Gene Expression Regulation, Neoplastic , Jumonji Domain-Containing Histone Demethylases/metabolism , Neoplasms/enzymology , Animals , Databases, Genetic , Humans , Jumonji Domain-Containing Histone Demethylases/chemistry , Jumonji Domain-Containing Histone Demethylases/genetics , Multigene Family , Neoplasms/genetics
Given our interest in finding potential antitumor agents and in view of the multifactorial mechanistic nature of cancer, in the present work, taking advantage of the multifunctional ligands approach, new chimeric molecules were designed and synthesized by combining in single chemical entities structural features of SAHA, targeting histone deacetylases (HDACs), with substituted stilbene or terphenyl derivatives previously obtained by us and endowed with antiproliferative and pro-apoptotic activity.
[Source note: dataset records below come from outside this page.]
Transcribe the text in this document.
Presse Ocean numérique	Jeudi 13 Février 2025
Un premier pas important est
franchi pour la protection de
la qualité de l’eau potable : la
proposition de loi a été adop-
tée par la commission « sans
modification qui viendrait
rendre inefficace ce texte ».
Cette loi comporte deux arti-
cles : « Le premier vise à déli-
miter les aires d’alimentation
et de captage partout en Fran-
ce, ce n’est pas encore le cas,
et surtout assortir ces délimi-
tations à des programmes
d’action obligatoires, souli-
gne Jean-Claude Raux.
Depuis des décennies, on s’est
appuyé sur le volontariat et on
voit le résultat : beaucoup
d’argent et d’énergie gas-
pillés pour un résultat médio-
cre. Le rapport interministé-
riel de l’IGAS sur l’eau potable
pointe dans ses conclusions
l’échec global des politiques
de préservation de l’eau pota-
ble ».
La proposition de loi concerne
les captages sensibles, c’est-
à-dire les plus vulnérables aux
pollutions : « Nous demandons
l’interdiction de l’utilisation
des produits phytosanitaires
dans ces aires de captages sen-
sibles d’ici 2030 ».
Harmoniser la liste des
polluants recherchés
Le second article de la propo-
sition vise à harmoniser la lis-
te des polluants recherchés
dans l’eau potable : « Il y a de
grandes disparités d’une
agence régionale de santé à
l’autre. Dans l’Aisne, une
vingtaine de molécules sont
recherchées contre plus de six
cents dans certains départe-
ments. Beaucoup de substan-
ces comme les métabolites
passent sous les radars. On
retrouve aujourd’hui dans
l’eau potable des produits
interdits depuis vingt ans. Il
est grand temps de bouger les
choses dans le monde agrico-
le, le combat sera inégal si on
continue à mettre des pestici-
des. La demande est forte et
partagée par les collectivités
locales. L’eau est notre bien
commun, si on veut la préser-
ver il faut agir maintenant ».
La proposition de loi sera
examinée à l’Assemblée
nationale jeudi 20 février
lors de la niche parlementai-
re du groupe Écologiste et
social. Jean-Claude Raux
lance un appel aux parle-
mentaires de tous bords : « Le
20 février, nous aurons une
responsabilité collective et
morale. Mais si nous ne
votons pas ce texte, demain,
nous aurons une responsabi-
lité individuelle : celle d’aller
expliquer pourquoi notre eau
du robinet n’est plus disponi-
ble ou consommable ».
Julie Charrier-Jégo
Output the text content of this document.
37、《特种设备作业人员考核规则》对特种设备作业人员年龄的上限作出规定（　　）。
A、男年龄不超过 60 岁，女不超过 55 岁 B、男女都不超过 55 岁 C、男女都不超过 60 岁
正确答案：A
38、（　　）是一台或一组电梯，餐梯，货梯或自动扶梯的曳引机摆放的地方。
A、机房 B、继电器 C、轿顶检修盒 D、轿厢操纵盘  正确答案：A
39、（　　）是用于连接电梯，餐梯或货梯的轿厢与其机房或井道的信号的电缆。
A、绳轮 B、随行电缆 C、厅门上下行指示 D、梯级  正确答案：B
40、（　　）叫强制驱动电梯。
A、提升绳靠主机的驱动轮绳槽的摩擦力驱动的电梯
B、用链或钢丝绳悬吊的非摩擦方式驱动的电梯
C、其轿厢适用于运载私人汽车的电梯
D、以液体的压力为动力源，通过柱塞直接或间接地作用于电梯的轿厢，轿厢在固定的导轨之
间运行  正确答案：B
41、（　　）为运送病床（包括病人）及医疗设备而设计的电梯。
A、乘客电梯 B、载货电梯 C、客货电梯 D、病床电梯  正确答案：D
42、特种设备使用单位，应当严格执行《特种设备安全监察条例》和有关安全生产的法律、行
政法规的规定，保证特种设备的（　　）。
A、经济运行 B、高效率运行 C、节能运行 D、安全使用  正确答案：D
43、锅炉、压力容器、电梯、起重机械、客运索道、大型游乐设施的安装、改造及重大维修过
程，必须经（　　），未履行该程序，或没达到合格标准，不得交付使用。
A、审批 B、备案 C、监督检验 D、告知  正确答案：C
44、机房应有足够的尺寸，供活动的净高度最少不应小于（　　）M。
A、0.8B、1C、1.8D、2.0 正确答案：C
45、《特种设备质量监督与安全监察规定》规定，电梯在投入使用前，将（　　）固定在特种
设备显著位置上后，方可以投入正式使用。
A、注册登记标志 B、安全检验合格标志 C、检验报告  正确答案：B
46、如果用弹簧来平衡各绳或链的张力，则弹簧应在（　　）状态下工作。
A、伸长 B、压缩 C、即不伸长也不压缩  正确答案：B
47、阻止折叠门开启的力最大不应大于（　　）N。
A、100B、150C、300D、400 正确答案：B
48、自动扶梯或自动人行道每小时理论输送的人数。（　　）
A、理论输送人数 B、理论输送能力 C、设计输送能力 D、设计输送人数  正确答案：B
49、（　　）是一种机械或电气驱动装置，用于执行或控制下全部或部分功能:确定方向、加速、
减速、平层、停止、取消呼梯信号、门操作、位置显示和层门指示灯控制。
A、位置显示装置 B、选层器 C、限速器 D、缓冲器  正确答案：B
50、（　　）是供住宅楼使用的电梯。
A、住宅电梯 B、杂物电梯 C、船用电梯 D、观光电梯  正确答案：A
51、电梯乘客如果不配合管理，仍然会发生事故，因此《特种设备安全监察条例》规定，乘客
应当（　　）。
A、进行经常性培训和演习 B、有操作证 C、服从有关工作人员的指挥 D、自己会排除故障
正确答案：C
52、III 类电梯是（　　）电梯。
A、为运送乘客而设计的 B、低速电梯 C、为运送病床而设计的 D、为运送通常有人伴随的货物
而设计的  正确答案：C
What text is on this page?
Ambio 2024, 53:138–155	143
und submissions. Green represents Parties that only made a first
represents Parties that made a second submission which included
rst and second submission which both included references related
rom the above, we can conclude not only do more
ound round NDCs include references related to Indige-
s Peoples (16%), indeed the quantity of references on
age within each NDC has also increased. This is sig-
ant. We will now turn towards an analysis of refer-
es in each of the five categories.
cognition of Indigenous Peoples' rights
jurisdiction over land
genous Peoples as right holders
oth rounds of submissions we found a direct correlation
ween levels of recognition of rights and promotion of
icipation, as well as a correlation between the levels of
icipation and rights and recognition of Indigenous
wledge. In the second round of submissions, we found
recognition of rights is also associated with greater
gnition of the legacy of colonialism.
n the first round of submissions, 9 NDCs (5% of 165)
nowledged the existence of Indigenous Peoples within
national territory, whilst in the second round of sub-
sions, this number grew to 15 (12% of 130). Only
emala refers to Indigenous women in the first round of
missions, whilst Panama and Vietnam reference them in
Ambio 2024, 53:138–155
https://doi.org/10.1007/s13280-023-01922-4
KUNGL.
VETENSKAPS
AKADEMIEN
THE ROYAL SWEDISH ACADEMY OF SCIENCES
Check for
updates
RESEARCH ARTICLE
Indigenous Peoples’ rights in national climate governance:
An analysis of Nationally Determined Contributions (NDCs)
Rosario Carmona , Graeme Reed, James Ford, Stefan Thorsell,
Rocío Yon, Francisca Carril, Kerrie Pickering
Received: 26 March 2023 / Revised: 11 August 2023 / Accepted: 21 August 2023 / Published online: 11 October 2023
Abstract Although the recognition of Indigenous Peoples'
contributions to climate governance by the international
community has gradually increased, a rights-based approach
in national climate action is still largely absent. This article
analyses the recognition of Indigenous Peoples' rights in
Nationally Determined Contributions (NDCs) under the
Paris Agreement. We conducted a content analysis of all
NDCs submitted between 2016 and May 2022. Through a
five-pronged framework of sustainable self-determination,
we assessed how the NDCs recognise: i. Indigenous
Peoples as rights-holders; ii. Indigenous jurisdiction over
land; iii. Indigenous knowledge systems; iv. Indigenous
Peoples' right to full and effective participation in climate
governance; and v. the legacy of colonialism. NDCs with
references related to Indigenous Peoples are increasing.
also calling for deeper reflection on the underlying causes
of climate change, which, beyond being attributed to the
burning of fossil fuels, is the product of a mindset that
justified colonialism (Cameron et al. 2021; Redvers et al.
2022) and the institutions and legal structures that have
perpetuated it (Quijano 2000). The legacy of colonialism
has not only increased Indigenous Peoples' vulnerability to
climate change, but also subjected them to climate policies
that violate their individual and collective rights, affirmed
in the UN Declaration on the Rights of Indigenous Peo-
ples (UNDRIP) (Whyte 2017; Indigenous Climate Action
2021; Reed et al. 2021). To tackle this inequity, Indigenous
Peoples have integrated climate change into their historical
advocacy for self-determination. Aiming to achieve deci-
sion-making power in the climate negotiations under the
The new chimeric derivatives were characterized with respect to their cytotoxic activity and their effects on cell cycle progression on different tumor cell lines, as well as their HDACs inhibition. Among the other, trans -6 showed the most interesting biological profile, as it exhibited a strong pro-apoptotic activity in tumor cell lines in comparison with both of its parent compounds and a marked HDAC inhibition.